In the circumstances he felt assured that he could commit the country to hosting two international conferences without first engaging meaningful consultation and establishing a clear and sustainable rationale for spending more than $500 million. He felt no danger therefore to prioritise the construction of the NAPA to host Chogm to provide him with an international stage while the utility cultural centre at the Savannah languishes and the people's Carnival remains without a home. He felt assured that he could construct the Hyatt, the International Financial Centre building without laying a solid basis for the tourism and financial sectors. He also determined to spend a small fortune on the Prime Minister's residence, Diplomatic Centre and mini concert hall, construct VIP facilities at the old Piarco Airport, spend hundreds of millions on the unfinished Tarouba stadium, be ultimately responsible for the wastage at the Tobago hospital, while basic facilities and services remain inadequate and have not provided the economy with the infrastructure and impetus to reconstruct the mono-crop economy from its historical design.

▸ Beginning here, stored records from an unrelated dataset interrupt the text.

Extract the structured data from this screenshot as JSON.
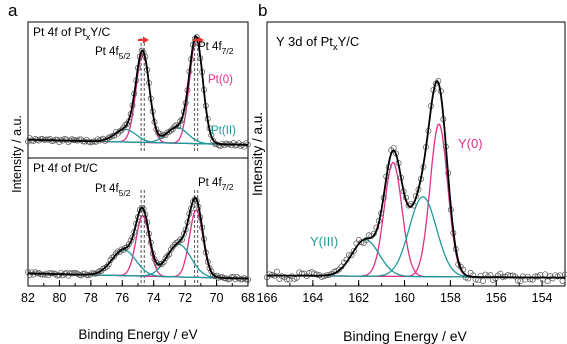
{
  "panels": {
    "a": {
      "label": "a"
    },
    "b": {
      "label": "b"
    }
  },
  "colors": {
    "envelope": "#000000",
    "pt0": "#e0308a",
    "pt2": "#1f9a9a",
    "background": "#1f9a9a",
    "y0": "#e0308a",
    "y3": "#1f9a9a",
    "shift_arrow": "#e8342c",
    "points": "#555555"
  },
  "chart_data": [
    {
      "id": "a-top",
      "type": "line",
      "title": "Pt 4f of PtxY/C",
      "title_main": "Pt 4f of Pt",
      "title_sub": "x",
      "title_tail": "Y/C",
      "xlim": [
        82,
        68
      ],
      "ylabel": "Intensity / a.u.",
      "annotations": {
        "peak_52": {
          "main": "Pt 4f",
          "sub": "5/2"
        },
        "peak_72": {
          "main": "Pt 4f",
          "sub": "7/2"
        },
        "pt0": "Pt(0)",
        "pt2": "Pt(II)"
      },
      "reference_lines_ev": [
        74.8,
        74.6,
        71.4,
        71.2
      ],
      "peak_shift_arrows": [
        [
          75.0,
          74.3
        ],
        [
          71.5,
          70.8
        ]
      ],
      "series": [
        {
          "name": "Pt(0)",
          "components": [
            {
              "center": 74.7,
              "height": 0.85,
              "fwhm": 1.0
            },
            {
              "center": 71.3,
              "height": 1.0,
              "fwhm": 1.0
            }
          ]
        },
        {
          "name": "Pt(II)",
          "components": [
            {
              "center": 75.8,
              "height": 0.12,
              "fwhm": 1.6
            },
            {
              "center": 72.5,
              "height": 0.15,
              "fwhm": 1.6
            }
          ]
        }
      ],
      "baseline": [
        [
          82,
          0.08
        ],
        [
          68,
          0.03
        ]
      ]
    },
    {
      "id": "a-bottom",
      "type": "line",
      "title": "Pt 4f of Pt/C",
      "xlim": [
        82,
        68
      ],
      "xlabel": "Binding Energy / eV",
      "xticks": [
        82,
        80,
        78,
        76,
        74,
        72,
        70,
        68
      ],
      "annotations": {
        "peak_52": {
          "main": "Pt 4f",
          "sub": "5/2"
        },
        "peak_72": {
          "main": "Pt 4f",
          "sub": "7/2"
        }
      },
      "reference_lines_ev": [
        74.8,
        74.6,
        71.4,
        71.2
      ],
      "series": [
        {
          "name": "Pt(0)",
          "components": [
            {
              "center": 74.7,
              "height": 0.7,
              "fwhm": 1.0
            },
            {
              "center": 71.3,
              "height": 0.78,
              "fwhm": 1.0
            }
          ]
        },
        {
          "name": "Pt(II)",
          "components": [
            {
              "center": 75.9,
              "height": 0.3,
              "fwhm": 1.8
            },
            {
              "center": 72.4,
              "height": 0.38,
              "fwhm": 1.8
            }
          ]
        }
      ],
      "baseline": [
        [
          82,
          0.1
        ],
        [
          68,
          0.04
        ]
      ]
    },
    {
      "id": "b",
      "type": "line",
      "title": "Y 3d of PtxY/C",
      "title_main": "Y 3d of Pt",
      "title_sub": "x",
      "title_tail": "Y/C",
      "xlim": [
        166,
        153
      ],
      "xticks": [
        166,
        164,
        162,
        160,
        158,
        156,
        154
      ],
      "xlabel": "Binding Energy / eV",
      "ylabel": "Intensity / a.u.",
      "annotations": {
        "y0": "Y(0)",
        "y3": "Y(III)"
      },
      "series": [
        {
          "name": "Y(0)",
          "components": [
            {
              "center": 160.5,
              "height": 0.5,
              "fwhm": 0.9
            },
            {
              "center": 158.5,
              "height": 0.67,
              "fwhm": 0.9
            }
          ]
        },
        {
          "name": "Y(III)",
          "components": [
            {
              "center": 161.7,
              "height": 0.16,
              "fwhm": 1.4
            },
            {
              "center": 159.2,
              "height": 0.35,
              "fwhm": 1.4
            }
          ]
        }
      ],
      "baseline": [
        [
          166,
          0.02
        ],
        [
          153,
          0.01
        ]
      ]
    }
  ]
}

Add to all of these deficiencies, the Government has not been able to make a significant impact on the flourishing criminal culture, which has had severe consequences for ordinary citizens and residents who do not have the benefit of armed 24-hour guards. Identifying the inadequacy of the opposition as a contributory factor to the performance of the Government is not an attempt to relieve it from the major responsibilities and direct involvement in the above shortcomings of governance, as ultimately it is the Government which has to develop and implement policies and programmes. So to does it have to establish priorities and embark on the course of economic growth through its choice of projects. However, that the Government has been able to essentially escape concentrated and clinical scrutiny, must be a reflection on the probity of the opposition.

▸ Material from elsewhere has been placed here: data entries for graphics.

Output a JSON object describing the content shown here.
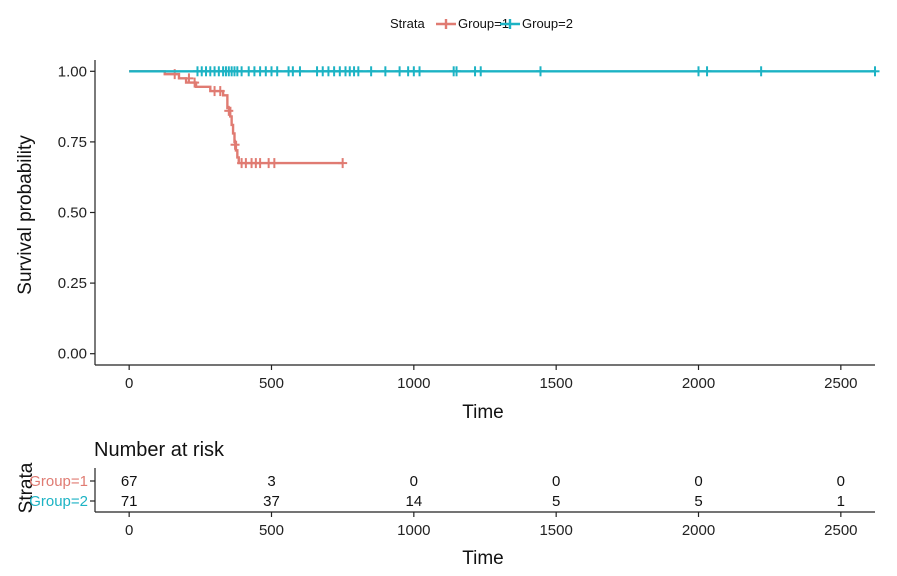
{
  "chart_data": [
    {
      "type": "line",
      "subtype": "kaplan-meier",
      "title": "",
      "xlabel": "Time",
      "ylabel": "Survival probability",
      "xlim": [
        -120,
        2620
      ],
      "ylim": [
        -0.04,
        1.04
      ],
      "xticks": [
        "0",
        "500",
        "1000",
        "1500",
        "2000",
        "2500"
      ],
      "yticks": [
        "0.00",
        "0.25",
        "0.50",
        "0.75",
        "1.00"
      ],
      "grid": false,
      "legend": {
        "title": "Strata",
        "position": "top"
      },
      "series": [
        {
          "name": "Group=1",
          "color": "#E07B72",
          "steps": [
            [
              0,
              1.0
            ],
            [
              125,
              0.99
            ],
            [
              175,
              0.975
            ],
            [
              200,
              0.96
            ],
            [
              235,
              0.945
            ],
            [
              285,
              0.93
            ],
            [
              330,
              0.915
            ],
            [
              345,
              0.87
            ],
            [
              355,
              0.84
            ],
            [
              360,
              0.81
            ],
            [
              365,
              0.78
            ],
            [
              370,
              0.75
            ],
            [
              375,
              0.72
            ],
            [
              380,
              0.695
            ],
            [
              385,
              0.675
            ],
            [
              750,
              0.675
            ]
          ],
          "censor": [
            [
              160,
              0.99
            ],
            [
              210,
              0.975
            ],
            [
              230,
              0.96
            ],
            [
              300,
              0.93
            ],
            [
              320,
              0.93
            ],
            [
              350,
              0.86
            ],
            [
              372,
              0.74
            ],
            [
              395,
              0.675
            ],
            [
              410,
              0.675
            ],
            [
              430,
              0.675
            ],
            [
              445,
              0.675
            ],
            [
              460,
              0.675
            ],
            [
              490,
              0.675
            ],
            [
              510,
              0.675
            ],
            [
              750,
              0.675
            ]
          ]
        },
        {
          "name": "Group=2",
          "color": "#1CB3C4",
          "steps": [
            [
              0,
              1.0
            ],
            [
              2620,
              1.0
            ]
          ],
          "censor": [
            [
              240,
              1
            ],
            [
              255,
              1
            ],
            [
              270,
              1
            ],
            [
              285,
              1
            ],
            [
              300,
              1
            ],
            [
              315,
              1
            ],
            [
              330,
              1
            ],
            [
              340,
              1
            ],
            [
              350,
              1
            ],
            [
              360,
              1
            ],
            [
              370,
              1
            ],
            [
              380,
              1
            ],
            [
              395,
              1
            ],
            [
              420,
              1
            ],
            [
              440,
              1
            ],
            [
              460,
              1
            ],
            [
              480,
              1
            ],
            [
              500,
              1
            ],
            [
              520,
              1
            ],
            [
              560,
              1
            ],
            [
              575,
              1
            ],
            [
              600,
              1
            ],
            [
              660,
              1
            ],
            [
              680,
              1
            ],
            [
              700,
              1
            ],
            [
              720,
              1
            ],
            [
              740,
              1
            ],
            [
              760,
              1
            ],
            [
              775,
              1
            ],
            [
              790,
              1
            ],
            [
              805,
              1
            ],
            [
              850,
              1
            ],
            [
              900,
              1
            ],
            [
              950,
              1
            ],
            [
              980,
              1
            ],
            [
              1000,
              1
            ],
            [
              1020,
              1
            ],
            [
              1140,
              1
            ],
            [
              1150,
              1
            ],
            [
              1215,
              1
            ],
            [
              1235,
              1
            ],
            [
              1445,
              1
            ],
            [
              2000,
              1
            ],
            [
              2030,
              1
            ],
            [
              2220,
              1
            ],
            [
              2620,
              1
            ]
          ]
        }
      ]
    },
    {
      "type": "table",
      "title": "Number at risk",
      "xlabel": "Time",
      "ylabel": "Strata",
      "times": [
        0,
        500,
        1000,
        1500,
        2000,
        2500
      ],
      "xticks": [
        "0",
        "500",
        "1000",
        "1500",
        "2000",
        "2500"
      ],
      "rows": [
        {
          "label": "Group=1",
          "color": "#E07B72",
          "values": [
            "67",
            "3",
            "0",
            "0",
            "0",
            "0"
          ]
        },
        {
          "label": "Group=2",
          "color": "#1CB3C4",
          "values": [
            "71",
            "37",
            "14",
            "5",
            "5",
            "1"
          ]
        }
      ]
    }
  ]
}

But above and beyond the hope for what the Government and opposition have to achieve in 2010 is the eternal hope that the population will begin to understand that it has to establish the parameters for government and the quality of governance. If the population were to think for one moment of what has been the reality of the last eight years, during which the Government has received and spent approximately $300 billion, and that is a mere guesstimate which is more than likely to be conservative, how much of a say have the ordinary citizens and residents had in decisions made to utilise this windfall resulting from the escalation in the prices of oil and gas? The Patrick Manning administration, like the UNC, NAR, Chambers and Williams PNM, has simply established its plans, projects, programmes and priorities and gone ahead and engaged them without the slightest reference to what the population thinks to be the best options.

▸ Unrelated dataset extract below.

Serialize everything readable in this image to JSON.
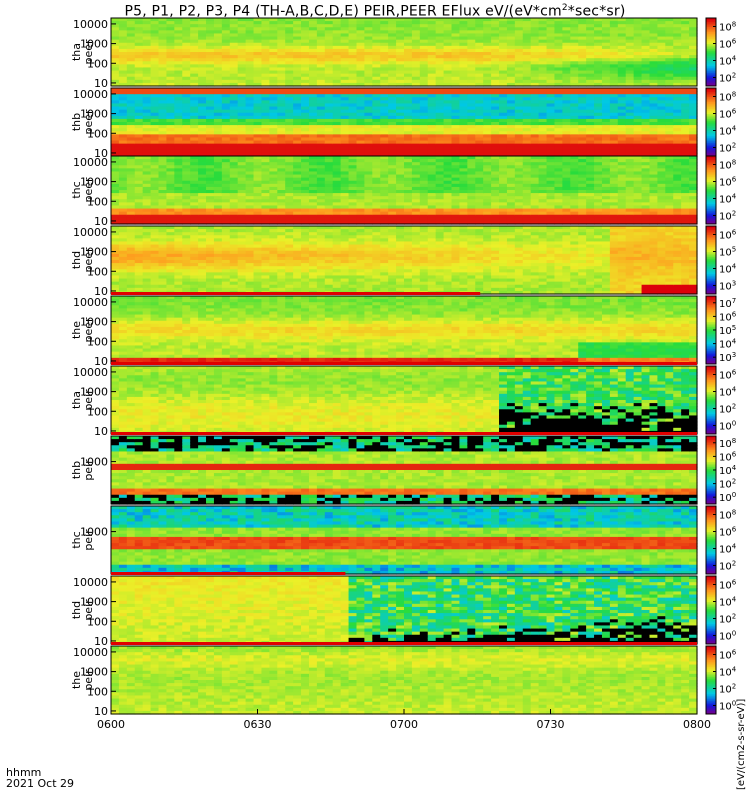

Moreover, increasingly the tendency has been to damn any voices of protest, insult the intelligence of the population with the feeblest of rationales. Neophyte minister Peter Taylor recently took this arrogance to a new high with his condemnation of honest citizens who have worked for a lifetime to establish their properties, all the while obeying the law and paying whatever was required of them by the existing property tax laws, with his insulting claim that they have been "living off the fat of the land." But perhaps the most fervent hope of this column for the new year, one which can assist in achieving the objective of pushing the population on stage to be part of the decision-making process and not allowing any government to usurp state power, is that we could begin to overcome the "nig--- and coo---" grouse we have been saddled with by history and the practice of party politics.
Fixated as the body politic is with the ethnic issue, it means that Afro-Trinis, in the main, will do and say nothing against its party in power, and Indo-Trinis will adopt the same attitude once their political party holds the reigns of power. Understandably, it will take far more than the wishes of a newspaper columnist to achieve this liberating objective, but the process has to be initiated, people have got to start becoming trusting. What better place to initiate such hope than in a New Year's wish list.